Su búsqueda terminó en una intuición repentina plagada de confusión. Al desconcierto se sumó una sensación extraña que evocaba algo que ya había saboreado antes.

Recordó las palabras de su maestro:

¿Saber?¿Sabor?… No hay mucha diferencia, créeme. Como «probar». Mira si hay alguna cuando quieres demostrar algo y ofreces a los demás pruebas de ello. Pero la clave está en el olfato y eso muchos no lo saben.
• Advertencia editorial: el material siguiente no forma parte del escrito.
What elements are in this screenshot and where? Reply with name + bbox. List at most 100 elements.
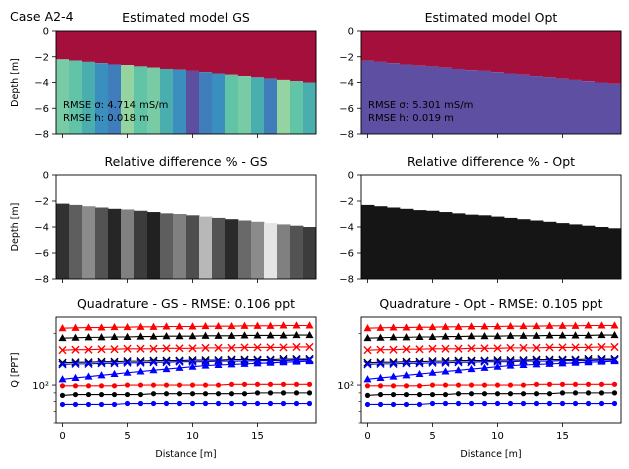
gs_quad-point-x — [97, 359, 106, 368]
gs_diff-cell — [108, 208, 122, 279]
gs_model-top-cell — [199, 31, 213, 73]
gs_quad-point-dot — [85, 401, 92, 408]
gs_quad-point-triangle — [58, 375, 67, 383]
opt_quad-point-dot — [377, 401, 384, 408]
opt_quad-point-triangle — [428, 332, 437, 340]
gs_quad-point-dot — [241, 381, 248, 387]
gs_quad-point-x — [123, 344, 132, 353]
gs_quad-point-dot — [306, 390, 313, 396]
gs_quad-point-x — [149, 358, 158, 367]
gs_model-top-cell — [303, 31, 317, 83]
opt_model-bottom-cell — [361, 60, 375, 134]
gs_quad-xlabel: Distance [m] — [155, 449, 216, 460]
gs_model-title: Estimated model GS — [122, 10, 250, 25]
opt_model-top-cell — [582, 31, 596, 82]
gs_model-top-cell — [290, 31, 304, 82]
opt_quad-series-line — [367, 346, 615, 351]
opt_quad-point-dot — [468, 400, 475, 407]
gs_quad-point-dot — [189, 391, 196, 397]
gs_model-top-cell — [56, 31, 70, 60]
opt_quad-point-triangle — [506, 331, 515, 339]
opt_diff-ytick-label: −2 — [339, 197, 354, 208]
gs_quad-point-triangle — [136, 322, 145, 330]
opt_quad-point-triangle — [441, 367, 450, 375]
gs_quad-point-triangle — [84, 323, 93, 331]
gs_diff-cell — [264, 223, 278, 279]
opt_quad-ytick-label: 10² — [337, 381, 354, 392]
gs_quad-point-dot — [189, 400, 196, 407]
gs_quad-point-triangle — [175, 363, 184, 371]
opt_quad-point-triangle — [402, 323, 411, 331]
opt_model-bottom-cell — [374, 61, 388, 134]
opt_quad-point-dot — [442, 382, 449, 388]
gs_quad-point-dot — [306, 381, 313, 387]
opt_model-title: Estimated model Opt — [425, 10, 558, 25]
gs_quad-point-dot — [124, 400, 131, 407]
gs_quad-point-dot — [202, 391, 209, 397]
gs_quad-point-triangle — [123, 332, 132, 340]
opt_diff-cell — [374, 206, 388, 279]
opt_quad-point-x — [480, 344, 489, 353]
gs_quad-point-x — [279, 343, 288, 352]
gs_diff-cell — [290, 225, 304, 279]
opt_quad-point-dot — [572, 400, 579, 407]
gs_diff-ytick-label: −8 — [34, 275, 49, 286]
opt_model-bottom-cell — [569, 79, 583, 134]
gs_quad-point-dot — [72, 391, 79, 398]
gs_quad-point-triangle — [266, 358, 275, 366]
opt_quad-xtick-label: 15 — [556, 431, 569, 442]
gs_quad-point-dot — [267, 400, 274, 407]
gs_quad-frame — [55, 316, 317, 424]
gs_quad-point-dot — [137, 382, 144, 388]
gs_quad-point-x — [58, 346, 67, 355]
opt_quad-point-triangle — [545, 331, 554, 339]
gs_quad-point-triangle — [84, 372, 93, 380]
opt_quad-point-dot — [520, 400, 527, 407]
gs_quad-point-dot — [267, 381, 274, 387]
gs_quad-point-dot — [150, 400, 157, 407]
gs_quad-point-x — [214, 343, 223, 352]
gs_quad-point-dot — [124, 391, 131, 398]
opt_quad-point-dot — [481, 391, 488, 397]
gs_quad-point-triangle — [240, 331, 249, 339]
opt_quad-xtick-label: 5 — [429, 431, 435, 442]
opt_quad-point-x — [493, 344, 502, 353]
gs_quad-point-x — [253, 343, 262, 352]
opt_diff-cell — [387, 207, 401, 279]
gs_quad-point-dot — [72, 383, 79, 389]
gs_diff-ylabel: Depth [m] — [10, 203, 21, 252]
opt_model-ytick-label: −2 — [339, 52, 354, 63]
gs_diff-ytick-label: −6 — [34, 249, 49, 260]
opt_diff-cell — [504, 217, 518, 279]
opt_quad-point-triangle — [428, 368, 437, 376]
opt_quad-point-x — [389, 358, 398, 367]
opt_model-bottom-cell — [387, 63, 401, 134]
opt_quad-point-triangle — [571, 321, 580, 329]
opt_diff-cell — [556, 223, 570, 279]
gs_quad-point-triangle — [84, 333, 93, 341]
gs_quad-point-triangle — [227, 360, 236, 368]
opt_quad-series-line — [367, 359, 615, 365]
opt_model-top-cell — [608, 31, 622, 84]
gs_model-top-cell — [173, 31, 187, 70]
opt_quad-point-triangle — [610, 321, 619, 329]
gs_model-bottom-cell — [212, 73, 226, 134]
gs_quad-point-dot — [228, 391, 235, 397]
gs_model-bottom-cell — [160, 68, 174, 134]
opt_quad-point-x — [363, 360, 372, 369]
opt_quad-point-triangle — [402, 333, 411, 341]
gs_diff-cell — [238, 220, 252, 279]
opt_quad-point-dot — [442, 400, 449, 407]
gs_quad-point-dot — [163, 382, 170, 388]
gs_model-top-cell — [108, 31, 122, 65]
gs_quad-point-x — [175, 344, 184, 353]
opt_quad-point-dot — [598, 400, 605, 407]
opt_quad-point-x — [428, 357, 437, 366]
opt_quad-point-dot — [559, 381, 566, 387]
opt_model-top-cell — [595, 31, 609, 83]
opt_quad-point-triangle — [532, 360, 541, 368]
opt_quad-point-triangle — [610, 330, 619, 339]
figure-suptitle: Case A2-4 — [10, 9, 74, 24]
opt_diff-cell — [491, 216, 505, 279]
gs_model-ytick-label: −8 — [34, 130, 49, 141]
Por aquel entonces caminaban sin parar durante semanas, durmiendo al raso, despojados de cualquier estorbo material, alimentados solo por la emoción de quien se pasa la vida buscando un tesoro. El entrenamiento era extremo. Estaba obligado a olfatear casi a cada paso que daba, durante horas, aprendiendo a discernir lo uno de lo otro, lo diferente de lo idéntico, lo vivo de lo no vivo. Recorrieron interminables caminos siguiendo halos hipnóticos día tras día, durante años. Finalmente él se fue sin encontrarlo.
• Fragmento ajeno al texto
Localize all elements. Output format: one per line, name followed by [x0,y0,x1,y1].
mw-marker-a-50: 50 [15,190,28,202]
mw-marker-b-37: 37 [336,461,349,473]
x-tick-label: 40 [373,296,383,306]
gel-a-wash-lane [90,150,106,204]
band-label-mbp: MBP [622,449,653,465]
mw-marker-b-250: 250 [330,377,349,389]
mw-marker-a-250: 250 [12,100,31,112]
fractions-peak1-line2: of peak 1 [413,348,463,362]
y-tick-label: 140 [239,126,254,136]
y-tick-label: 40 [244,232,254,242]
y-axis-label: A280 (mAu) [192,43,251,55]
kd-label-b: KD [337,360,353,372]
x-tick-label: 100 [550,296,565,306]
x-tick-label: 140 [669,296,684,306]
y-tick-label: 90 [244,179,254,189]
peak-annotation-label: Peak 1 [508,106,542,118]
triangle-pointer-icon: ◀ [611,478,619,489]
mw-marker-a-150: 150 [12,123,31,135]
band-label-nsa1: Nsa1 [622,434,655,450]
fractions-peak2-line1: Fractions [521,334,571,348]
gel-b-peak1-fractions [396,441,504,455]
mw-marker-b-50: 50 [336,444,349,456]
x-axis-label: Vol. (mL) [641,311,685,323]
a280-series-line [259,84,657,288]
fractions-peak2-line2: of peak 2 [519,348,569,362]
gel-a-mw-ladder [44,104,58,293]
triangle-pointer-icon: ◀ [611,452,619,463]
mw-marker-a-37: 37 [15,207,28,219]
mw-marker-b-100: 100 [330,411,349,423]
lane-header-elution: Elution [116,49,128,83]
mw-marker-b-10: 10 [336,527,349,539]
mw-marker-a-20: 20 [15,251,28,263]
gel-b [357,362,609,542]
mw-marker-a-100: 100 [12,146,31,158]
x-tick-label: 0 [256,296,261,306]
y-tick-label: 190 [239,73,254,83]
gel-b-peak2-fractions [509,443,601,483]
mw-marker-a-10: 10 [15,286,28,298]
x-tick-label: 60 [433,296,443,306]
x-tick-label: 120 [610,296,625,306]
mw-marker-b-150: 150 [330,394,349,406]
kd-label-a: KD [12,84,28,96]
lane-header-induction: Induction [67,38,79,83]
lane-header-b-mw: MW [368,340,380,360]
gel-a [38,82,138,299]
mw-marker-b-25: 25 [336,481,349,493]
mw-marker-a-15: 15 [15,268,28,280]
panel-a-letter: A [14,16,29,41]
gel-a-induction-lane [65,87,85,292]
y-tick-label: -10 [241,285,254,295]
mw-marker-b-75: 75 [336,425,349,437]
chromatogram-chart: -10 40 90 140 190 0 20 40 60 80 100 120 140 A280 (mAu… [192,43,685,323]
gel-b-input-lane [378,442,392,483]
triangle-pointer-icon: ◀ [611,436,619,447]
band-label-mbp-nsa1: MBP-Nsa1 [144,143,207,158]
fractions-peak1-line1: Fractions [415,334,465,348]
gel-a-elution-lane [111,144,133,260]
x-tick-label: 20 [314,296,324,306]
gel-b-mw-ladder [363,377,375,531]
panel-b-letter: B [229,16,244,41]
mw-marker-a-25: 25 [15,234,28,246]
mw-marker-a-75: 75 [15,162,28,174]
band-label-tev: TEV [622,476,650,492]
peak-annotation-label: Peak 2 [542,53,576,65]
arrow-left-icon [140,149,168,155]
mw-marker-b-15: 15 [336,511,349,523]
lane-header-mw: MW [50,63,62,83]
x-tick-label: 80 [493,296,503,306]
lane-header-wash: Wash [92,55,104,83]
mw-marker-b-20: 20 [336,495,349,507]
En su ausencia, los años convirtieron su práctica en destreza. Tal habilidad le permitía distinguir verdaderas sutilezas en las texturas y los olores. Esto tenía sus ventajas pero también sus inconvenientes. Varias veces fue advertido por todos y varias veces se paseó por el abismo como quién recoge el centeno sin comprobar si está envenenado. Estrellas de polen azul, vainas fúnebres y mortíferas ortigas lo atrapaban a veces entre ambos mundos. De no ser por la sabiduría de los maestros no contaba ni una decena de hallazgos primerizos. Dio con las bayas del sol, las habas del jaguar, los peines de lana dulce y rarezas muy difíciles de encontrar. Gozaba de cierto reconocimiento pero no era suficiente para él.

Respecto al resto, practicaba una especie de desplazamiento voluntario. Ellos no soportaban su don. Él no les soportaba, sin más. Y esa aversión iba en aumento, a medida que se acercaba a su meta. Ni los libros se acordaban de cuándo fue la última vez que se vio. Él había sido instruido por uno de los mejores. Tenía que encontrarla.

La figura del dios sol mermaba en el horizonte y los últimos rayos propiciaban el mejor momento para olfatear. Solían salir en manada pero en cuanto podía, él se rezagaba y se descolgaba. Ese día alguien lo siguió. Fue muy sigiloso, pues no se percató hasta que sostuvo en sus manos el trofeo. Aquella maravillosa raíz; dulce como la miel, fresca como un hijo del mar. Por fin.

— Los dioses se enfadarán.

— No les creas. No quieren que lo encontremos.

Temblores, vértigo, sudor frío; lo atribuyó al cansancio sin reparar en que la planta guardaba un misterio.

— ¿Vas a atreverte a morderlo?

No vaciló. Lanzó un primer bocado sin mediar palabra y degustó aquel pedazo de naturaleza sutil que lo transformó.

Una paz infinita lo invadió por completo. El aroma inundaba todos sus sentidos y su paladar se derretía, todo su ser se desvanecía por el placer.

— ¡Sabe a conocimiento! -gritó.

— He oído que puede traernos desgracias.

— Eso es lo que quieren que creamos.